Anton has spent his whole career in the rubber industry at Rahco, a family business that was founded by his father Bill and two partners in the early 1970s. It was incorporated in 1972 after they bought a small rubber portion of a business being sold by phonograph needle maker Fideltone, where Bill Anton was employed.
One of the partners ran the firm until 1976 before deciding to step down because of health issues and Bill Anton asked his oldest son Steve to head up the Rahco operation.
At the time, Steve Anton, a 1973 graduate of Benediction College in Atchison, Kan., was working in sales at a computer microfilm business. "I didn't want to do it," he recalled, "and at first I said no. But I thought about it for awhile and was single at the time with an apartment and a car payment and figured, what the hell." He was 24 years old at the time.
Bill Anton was president of the business, but continued to work at Fideltone, where he remained until he retired from the firm years later. Because of that, he never took a paycheck at Rahco. Bill Anton passed away in January.
"He never pushed me," Steve Anton said. "He loved the business until his death, but he never pushed. He never got involved in the decision making—only if we brought him in and then he would give us his thoughts. But he was very emotionally involved and led by example. He was a major influence on me. Even today, I think at times, what would he have done?"
In 1976, Rahco had four employees operating out of a 5,000-sq.-ft. facility that housed seven presses.
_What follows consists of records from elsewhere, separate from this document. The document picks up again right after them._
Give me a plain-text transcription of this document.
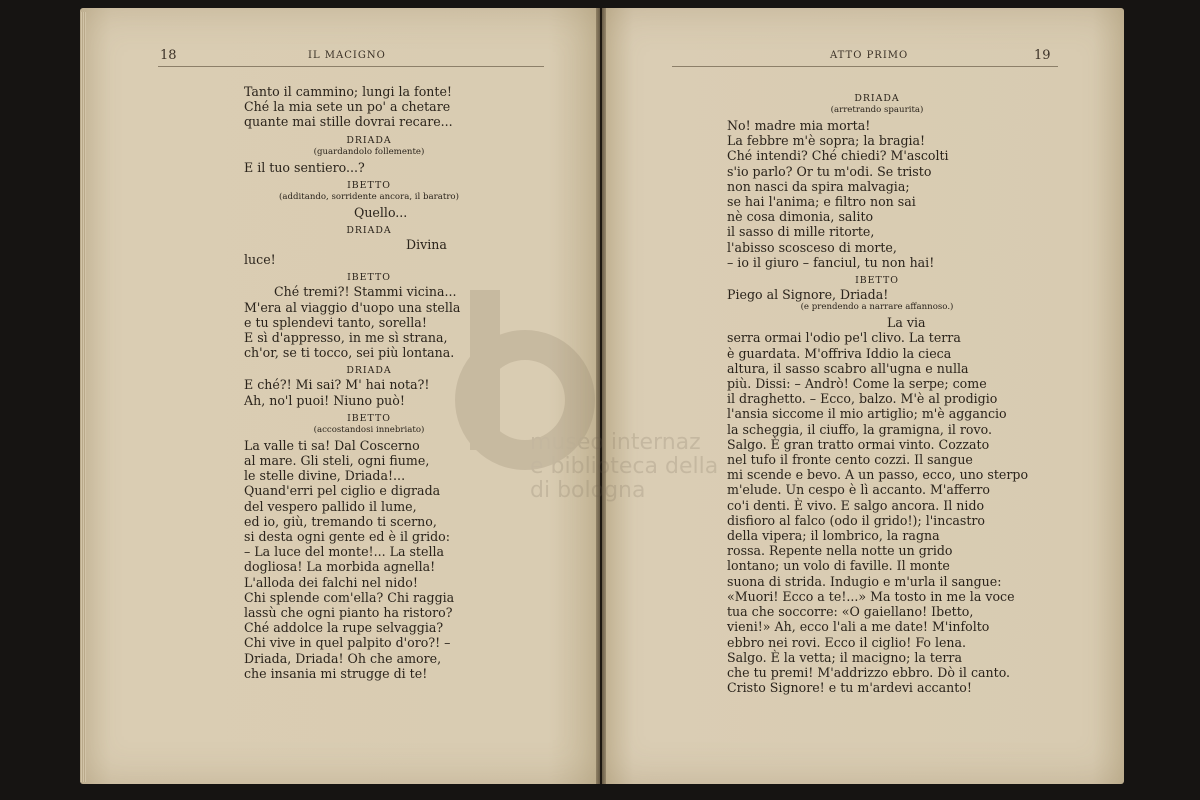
18	IL MACIGNO
Tanto il cammino; lungi la fonte!
Ché la mia sete un po' a chetare
quante mai stille dovrai recare...
DRIADA
(guardandolo follemente)
E il tuo sentiero...?
IBETTO
(additando, sorridente ancora, il baratro)
Quello...
DRIADA
Divina
luce!
IBETTO
Ché tremi?! Stammi vicina...
M'era al viaggio d'uopo una stella
e tu splendevi tanto, sorella!
E sì d'appresso, in me sì strana,
ch'or, se ti tocco, sei più lontana.
DRIADA
E ché?! Mi sai? M' hai nota?!
Ah, no'l puoi! Niuno può!
IBETTO
(accostandosi innebriato)
La valle ti sa! Dal Coscerno
al mare. Gli steli, ogni fiume,
le stelle divine, Driada!...
Quand'erri pel ciglio e digrada
del vespero pallido il lume,
ed io, giù, tremando ti scerno,
si desta ogni gente ed è il grido:
– La luce del monte!... La stella
dogliosa! La morbida agnella!
L'alloda dei falchi nel nido!
Chi splende com'ella? Chi raggia
lassù che ogni pianto ha ristoro?
Ché addolce la rupe selvaggia?
Chi vive in quel palpito d'oro?! –
Driada, Driada! Oh che amore,
che insania mi strugge di te!
ATTO PRIMO	19
DRIADA
(arretrando spaurita)
No! madre mia morta!
La febbre m'è sopra; la bragia!
Ché intendi? Ché chiedi? M'ascolti
s'io parlo? Or tu m'odi. Se tristo
non nasci da spira malvagia;
se hai l'anima; e filtro non sai
nè cosa dimonia, salito
il sasso di mille ritorte,
l'abisso scosceso di morte,
– io il giuro – fanciul, tu non hai!
IBETTO
Piego al Signore, Driada!
(e prendendo a narrare affannoso.)
La via
serra ormai l'odio pe'l clivo. La terra
è guardata. M'offriva Iddio la cieca
altura, il sasso scabro all'ugna e nulla
più. Dissi: – Andrò! Come la serpe; come
il draghetto. – Ecco, balzo. M'è al prodigio
l'ansia siccome il mio artiglio; m'è aggancio
la scheggia, il ciuffo, la gramigna, il rovo.
Salgo. È gran tratto ormai vinto. Cozzato
nel tufo il fronte cento cozzi. Il sangue
mi scende e bevo. A un passo, ecco, uno sterpo
m'elude. Un cespo è lì accanto. M'afferro
co'i denti. È vivo. E salgo ancora. Il nido
disfioro al falco (odo il grido!); l'incastro
della vipera; il lombrico, la ragna
rossa. Repente nella notte un grido
lontano; un volo di faville. Il monte
suona di strida. Indugio e m'urla il sangue:
«Muori! Ecco a te!...» Ma tosto in me la voce
tua che soccorre: «O gaiellano! Ibetto,
vieni!» Ah, ecco l'ali a me date! M'infolto
ebbro nei rovi. Ecco il ciglio! Fo lena.
Salgo. È la vetta; il macigno; la terra
che tu premi! M'addrizzo ebbro. Dò il canto.
Cristo Signore! e tu m'ardevi accanto!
Jim Anton joined the company as a vice president in 1979 and Steve's other brother Jack, also a vice president, followed in his older brothers' footsteps a few years later. "Titles mean nothing to us," Steve Anton said. "I'm the president and one of three owners with my brothers. We share the duties."
The Antons took over ownership of the business in 1977-78. "When we started off, we knew nothing … and we just learned as we went along," Steve Anton said.
But they did learn quickly. And the company grew steadily in the next four decades. Today its Des Plaines plant spans 60,000 square feet.
"We continue to challenge ourselves with the complexity of projects we take on because we have to distance ourselves from the low cost (commodity) producers," Anton said.
He's involved with many of the company's customers on some levels. "My strength is selling and getting our message across in an enthusiastic way," he said. "I like getting them involved. That's not a trick or a ploy. That's how I feel. People will say after a tour of our factory, 'I see you're passionate about this.'
"We're all consumers as well. We want to buy from people who want to work with us. We don't want to be a commodity seller. We want to be a relationship seller."